Project Savoy, Operation 1919 get press

Friday, November 2nd, 2007

Ellestad's project SavoyErik Ellestad, who hosts the Spirits & Cocktails forum on eGullet.org, recently sent me a link to the second in a series of profiles he’s doing on San Francisco bartenders. He was partly inspired by drinkboston.com’s bartender profiles, but his profiles differ from the ones found here in their connection to a particular quest. Erik explains:

“Yes, I am making ALL the cocktails from the Savoy Cocktail Book in alphabetical order. I am currently on ‘D’. When I can get it together enough to work with a local bartender, I give them a choice of something like the next dozen cocktails and we taste a couple of them together. So far it has been pretty cool.”

I’ll say. His latest profilee, Josey Packard of the Alembic Bar, mixed up the Diki-Diki and the Devonia, in addition to offering a few other cocktail and biographical tidbits. Check it out. Apparently, Josey has ties to Boston, because she says she created the signature cocktail for the Boston Athenaeum’s 200th anniversary in 2006. I’m intrigued, since I’ve been involved, along with Misty Kalkofen of Green Street, in creating a cocktail for the Athenaeum’s Roaring Twenties party later this month. (Sorry, but the party’s only for Athenaeum members.) Josey, I don’t know you, but if you come across this post, email me!

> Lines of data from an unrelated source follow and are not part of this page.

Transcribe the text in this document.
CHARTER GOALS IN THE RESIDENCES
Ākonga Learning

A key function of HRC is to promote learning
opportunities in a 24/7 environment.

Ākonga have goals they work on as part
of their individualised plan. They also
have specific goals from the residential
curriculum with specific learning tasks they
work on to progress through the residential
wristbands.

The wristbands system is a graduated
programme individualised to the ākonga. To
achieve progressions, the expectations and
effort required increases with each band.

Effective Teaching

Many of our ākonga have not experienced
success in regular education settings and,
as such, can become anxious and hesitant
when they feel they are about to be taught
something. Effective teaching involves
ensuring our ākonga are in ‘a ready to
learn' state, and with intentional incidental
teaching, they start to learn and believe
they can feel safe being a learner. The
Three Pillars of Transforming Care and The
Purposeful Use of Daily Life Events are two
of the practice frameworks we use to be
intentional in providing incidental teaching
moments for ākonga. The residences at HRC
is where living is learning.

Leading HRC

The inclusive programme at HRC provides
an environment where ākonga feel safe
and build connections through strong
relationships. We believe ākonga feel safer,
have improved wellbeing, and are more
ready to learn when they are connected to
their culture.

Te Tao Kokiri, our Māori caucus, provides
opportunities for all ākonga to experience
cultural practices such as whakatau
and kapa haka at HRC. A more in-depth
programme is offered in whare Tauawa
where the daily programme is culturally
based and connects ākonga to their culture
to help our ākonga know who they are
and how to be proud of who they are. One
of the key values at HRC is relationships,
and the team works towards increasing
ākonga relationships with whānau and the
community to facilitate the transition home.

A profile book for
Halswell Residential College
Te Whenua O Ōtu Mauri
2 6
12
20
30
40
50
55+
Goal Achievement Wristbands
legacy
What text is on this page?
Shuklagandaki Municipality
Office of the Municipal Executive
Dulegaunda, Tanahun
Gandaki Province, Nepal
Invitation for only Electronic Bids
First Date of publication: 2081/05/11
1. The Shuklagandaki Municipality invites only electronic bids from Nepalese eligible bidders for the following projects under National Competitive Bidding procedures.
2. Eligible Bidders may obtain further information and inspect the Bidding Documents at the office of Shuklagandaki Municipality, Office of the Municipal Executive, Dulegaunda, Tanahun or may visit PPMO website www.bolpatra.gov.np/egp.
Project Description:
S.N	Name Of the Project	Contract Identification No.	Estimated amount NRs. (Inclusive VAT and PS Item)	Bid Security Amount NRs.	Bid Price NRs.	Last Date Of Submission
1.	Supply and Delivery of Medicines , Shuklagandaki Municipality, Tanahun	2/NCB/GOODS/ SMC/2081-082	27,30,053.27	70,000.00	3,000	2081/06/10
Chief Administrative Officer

Erik’s Savoy project is the framework for “Resurrecting Spirits,” a recent San Francisco Chronicle article about lost cocktail ingredients like absinthe, pimento dram, falernum and Batavia Arrack. The article’s author is Camper English of Alcademics. I’d like to send a heartfelt thanks to Camper for mentioning in his article my post, Operation 1919, about reviving lost cocktail ingredients in the Boston area.